Ieri abbiamo già illustrato le principali azioni previste dal piano, ma va precisato, anche, che il Comune non dimentica la salvaguardia dell'occupazione del personale a tempo indeterminato di Amet, coinvolto nei rami d'azienda da dismettere, e di Amiu, coinvolti nell’operazione di creazione, mediante fusione, di un unico soggetto per la gestione del servizio di raccolta, trasporto e smaltimento dei rifiuti: obiettivo, «realizzare ogni iniziativa consentita per tutelare i lavoratori con gli strumenti e nei limiti disposti dalla legge». Il riferimento è alla clausola di salvaguardia sociale.

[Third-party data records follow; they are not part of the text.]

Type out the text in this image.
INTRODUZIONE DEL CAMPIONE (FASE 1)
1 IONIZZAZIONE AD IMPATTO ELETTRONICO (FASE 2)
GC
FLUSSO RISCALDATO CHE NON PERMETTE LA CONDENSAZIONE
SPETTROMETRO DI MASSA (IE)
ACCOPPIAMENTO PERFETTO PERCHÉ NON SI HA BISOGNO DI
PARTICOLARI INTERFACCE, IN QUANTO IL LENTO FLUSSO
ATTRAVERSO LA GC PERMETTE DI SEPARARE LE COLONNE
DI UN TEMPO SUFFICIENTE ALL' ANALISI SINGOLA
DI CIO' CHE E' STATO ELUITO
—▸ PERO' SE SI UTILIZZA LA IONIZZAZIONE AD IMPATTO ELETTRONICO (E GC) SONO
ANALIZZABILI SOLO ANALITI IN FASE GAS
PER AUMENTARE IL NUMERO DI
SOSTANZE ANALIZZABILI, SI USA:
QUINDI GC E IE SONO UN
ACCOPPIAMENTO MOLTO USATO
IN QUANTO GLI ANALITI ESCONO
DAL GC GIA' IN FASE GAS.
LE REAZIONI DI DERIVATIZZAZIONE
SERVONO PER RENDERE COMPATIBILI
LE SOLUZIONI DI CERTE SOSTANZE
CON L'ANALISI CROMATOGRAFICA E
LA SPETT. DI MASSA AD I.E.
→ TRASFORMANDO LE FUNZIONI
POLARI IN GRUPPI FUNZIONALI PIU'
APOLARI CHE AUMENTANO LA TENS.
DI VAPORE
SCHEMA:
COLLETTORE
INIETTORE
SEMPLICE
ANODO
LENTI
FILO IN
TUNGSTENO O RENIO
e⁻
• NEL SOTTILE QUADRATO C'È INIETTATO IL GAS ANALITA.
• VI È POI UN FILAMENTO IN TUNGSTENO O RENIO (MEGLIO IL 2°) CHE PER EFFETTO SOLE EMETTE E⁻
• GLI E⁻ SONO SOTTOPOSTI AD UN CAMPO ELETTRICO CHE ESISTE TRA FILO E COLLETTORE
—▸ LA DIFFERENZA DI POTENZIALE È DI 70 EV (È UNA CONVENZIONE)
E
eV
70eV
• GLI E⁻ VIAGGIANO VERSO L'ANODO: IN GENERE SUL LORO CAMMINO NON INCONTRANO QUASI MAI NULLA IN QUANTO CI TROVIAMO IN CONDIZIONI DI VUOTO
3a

Ricordiamo che, per quanto riguarda i tempi delle dismissioni dell'Agenzia per l'occupazione sviluppo dell'area nord barese ofantino e della Fondazione Ida Grecca del Carretto (nonché, eventualmente, del Gal Ponte Lama), sono da attuarsi entro marzo 2016. Per Aigs si vuole attivare la procedura di fallimento, mentre la riorganizzazione di Amet ed Amiu dovrà avvenire, rispettivamente, entro giugno e dicembre di quest’anno.
Il piano prevede che, entro il 31 marzo prossimo, il Comune predisponga una relazione sui risultati conseguiti, la trasmetta alla Corte dei conti e vada in consiglio comunale per le ulteriori determinazioni.